A third disadvantage is as follows. PTE (Page Table Entry) which is TLB-refilled due to I/O-TLB miss is normally smaller than the data size of one loading. As a result, the usage efficiency of the system bus which needs a throughput performance (for example, a multiprocessor bus) may be reduced. Further, when the length of data which are transferred by only one DMA is longer than the page size of I/O-TLB, a miss occurs on a page basis, and the refilling is carried every time such a miss occurs. This may cause deterioration in throughput performance.

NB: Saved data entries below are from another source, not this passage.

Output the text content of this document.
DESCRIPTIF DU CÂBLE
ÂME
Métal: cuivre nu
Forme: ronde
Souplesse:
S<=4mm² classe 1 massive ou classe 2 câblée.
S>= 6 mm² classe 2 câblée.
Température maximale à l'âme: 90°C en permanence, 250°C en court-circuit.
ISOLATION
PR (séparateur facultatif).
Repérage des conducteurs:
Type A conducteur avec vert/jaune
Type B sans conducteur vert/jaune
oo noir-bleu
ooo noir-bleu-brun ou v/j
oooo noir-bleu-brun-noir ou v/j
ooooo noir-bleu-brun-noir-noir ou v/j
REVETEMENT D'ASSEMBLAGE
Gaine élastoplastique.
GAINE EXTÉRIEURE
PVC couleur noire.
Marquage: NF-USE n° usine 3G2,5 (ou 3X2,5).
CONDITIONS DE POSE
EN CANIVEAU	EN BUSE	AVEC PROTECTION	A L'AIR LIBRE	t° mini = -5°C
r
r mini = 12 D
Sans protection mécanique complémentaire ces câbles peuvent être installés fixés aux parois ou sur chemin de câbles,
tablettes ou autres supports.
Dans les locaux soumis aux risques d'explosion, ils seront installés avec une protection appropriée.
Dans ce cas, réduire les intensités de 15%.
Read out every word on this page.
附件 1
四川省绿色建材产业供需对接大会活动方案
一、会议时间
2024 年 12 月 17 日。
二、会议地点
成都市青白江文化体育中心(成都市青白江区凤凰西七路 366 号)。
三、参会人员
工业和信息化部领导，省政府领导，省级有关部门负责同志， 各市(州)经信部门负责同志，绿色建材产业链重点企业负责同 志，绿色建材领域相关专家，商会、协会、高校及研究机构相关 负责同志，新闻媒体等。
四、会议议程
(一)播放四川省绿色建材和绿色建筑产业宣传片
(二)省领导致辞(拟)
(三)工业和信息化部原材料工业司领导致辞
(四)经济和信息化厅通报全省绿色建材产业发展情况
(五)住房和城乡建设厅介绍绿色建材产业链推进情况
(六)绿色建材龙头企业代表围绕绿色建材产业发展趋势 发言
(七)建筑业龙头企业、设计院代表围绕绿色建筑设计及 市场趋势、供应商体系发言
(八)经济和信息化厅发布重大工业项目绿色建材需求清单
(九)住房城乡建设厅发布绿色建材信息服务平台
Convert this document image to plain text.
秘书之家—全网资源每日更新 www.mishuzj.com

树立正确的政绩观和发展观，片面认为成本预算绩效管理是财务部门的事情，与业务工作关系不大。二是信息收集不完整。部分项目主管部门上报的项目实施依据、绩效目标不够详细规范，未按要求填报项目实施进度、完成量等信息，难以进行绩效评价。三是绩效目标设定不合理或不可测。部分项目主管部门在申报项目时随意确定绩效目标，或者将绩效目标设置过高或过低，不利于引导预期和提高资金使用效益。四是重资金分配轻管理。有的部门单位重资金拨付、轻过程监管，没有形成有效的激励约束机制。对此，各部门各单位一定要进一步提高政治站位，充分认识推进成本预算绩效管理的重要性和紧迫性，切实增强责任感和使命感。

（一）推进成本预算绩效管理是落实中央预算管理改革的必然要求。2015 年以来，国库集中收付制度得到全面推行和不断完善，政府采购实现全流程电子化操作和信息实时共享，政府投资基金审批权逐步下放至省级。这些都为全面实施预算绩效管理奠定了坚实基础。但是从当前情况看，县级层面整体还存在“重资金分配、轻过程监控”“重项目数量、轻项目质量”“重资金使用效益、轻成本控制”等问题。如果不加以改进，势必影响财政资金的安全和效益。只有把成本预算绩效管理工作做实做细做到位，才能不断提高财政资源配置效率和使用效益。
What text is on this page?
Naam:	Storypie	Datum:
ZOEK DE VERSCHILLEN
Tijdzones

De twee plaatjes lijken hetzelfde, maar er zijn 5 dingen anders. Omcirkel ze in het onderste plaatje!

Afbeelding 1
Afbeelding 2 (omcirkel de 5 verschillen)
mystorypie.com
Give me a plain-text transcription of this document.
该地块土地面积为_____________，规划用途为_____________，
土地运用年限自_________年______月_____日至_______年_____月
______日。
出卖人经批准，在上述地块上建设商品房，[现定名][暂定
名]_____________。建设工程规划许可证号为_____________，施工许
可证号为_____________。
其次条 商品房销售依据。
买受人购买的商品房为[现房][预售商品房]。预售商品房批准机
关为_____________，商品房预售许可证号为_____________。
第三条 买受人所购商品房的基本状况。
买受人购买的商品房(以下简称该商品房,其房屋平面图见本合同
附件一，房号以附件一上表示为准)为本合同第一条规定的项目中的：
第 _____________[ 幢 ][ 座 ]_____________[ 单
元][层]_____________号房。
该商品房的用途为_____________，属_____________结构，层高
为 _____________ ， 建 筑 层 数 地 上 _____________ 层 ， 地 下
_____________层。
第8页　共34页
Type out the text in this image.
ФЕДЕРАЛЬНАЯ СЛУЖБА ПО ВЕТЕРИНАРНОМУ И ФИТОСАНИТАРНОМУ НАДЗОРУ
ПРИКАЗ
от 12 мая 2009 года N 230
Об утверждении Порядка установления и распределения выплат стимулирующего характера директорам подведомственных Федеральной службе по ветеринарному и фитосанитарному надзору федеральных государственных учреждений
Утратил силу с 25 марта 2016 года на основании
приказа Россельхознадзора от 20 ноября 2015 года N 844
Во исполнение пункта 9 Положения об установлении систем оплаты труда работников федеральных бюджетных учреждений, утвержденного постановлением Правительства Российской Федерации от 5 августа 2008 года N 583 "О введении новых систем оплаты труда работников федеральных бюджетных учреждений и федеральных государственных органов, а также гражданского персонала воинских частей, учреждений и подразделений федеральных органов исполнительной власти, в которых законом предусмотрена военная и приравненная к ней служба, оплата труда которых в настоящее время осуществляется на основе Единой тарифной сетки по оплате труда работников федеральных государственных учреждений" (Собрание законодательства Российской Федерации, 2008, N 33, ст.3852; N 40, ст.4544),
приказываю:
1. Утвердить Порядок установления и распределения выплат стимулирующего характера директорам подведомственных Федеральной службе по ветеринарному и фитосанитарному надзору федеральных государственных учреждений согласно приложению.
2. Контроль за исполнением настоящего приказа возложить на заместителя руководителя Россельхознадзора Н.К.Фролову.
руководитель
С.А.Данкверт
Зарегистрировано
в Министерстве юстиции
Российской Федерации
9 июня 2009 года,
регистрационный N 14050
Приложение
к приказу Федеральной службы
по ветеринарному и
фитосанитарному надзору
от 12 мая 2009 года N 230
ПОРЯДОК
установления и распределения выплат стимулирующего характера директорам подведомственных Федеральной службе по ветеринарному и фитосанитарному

A fourth disadvantage is as follows. Devices are classified into two types, one type being directed to a communication/multimedia type device which needs instantaneousness (hereinafter referred to as "latency type device"), and the other type being directed to a device which transfers data at the maximum rate until transfer of data of predetermined transfer bytes is completed once a DMA request is issued(hereinafterreferred to as "throughput type device"). The time interval of the DMA requests from the I/O bus is relatively long. In such a system that plural latency type devices and throughput type devices are connected to a bus bridge, when the plural throughput type devices use I/O-TLB as a logical address - physical address conversion mechanism once they start to operate, the throughput type device temporarily occupy I/O-TLB entry. In this case, even when a latency type device issues a DMA request, a miss necessarily occurs at I/O-TLB. If this state is continued at some times, there would occur such a situation that a prescribed latency performance cannot be satisfied.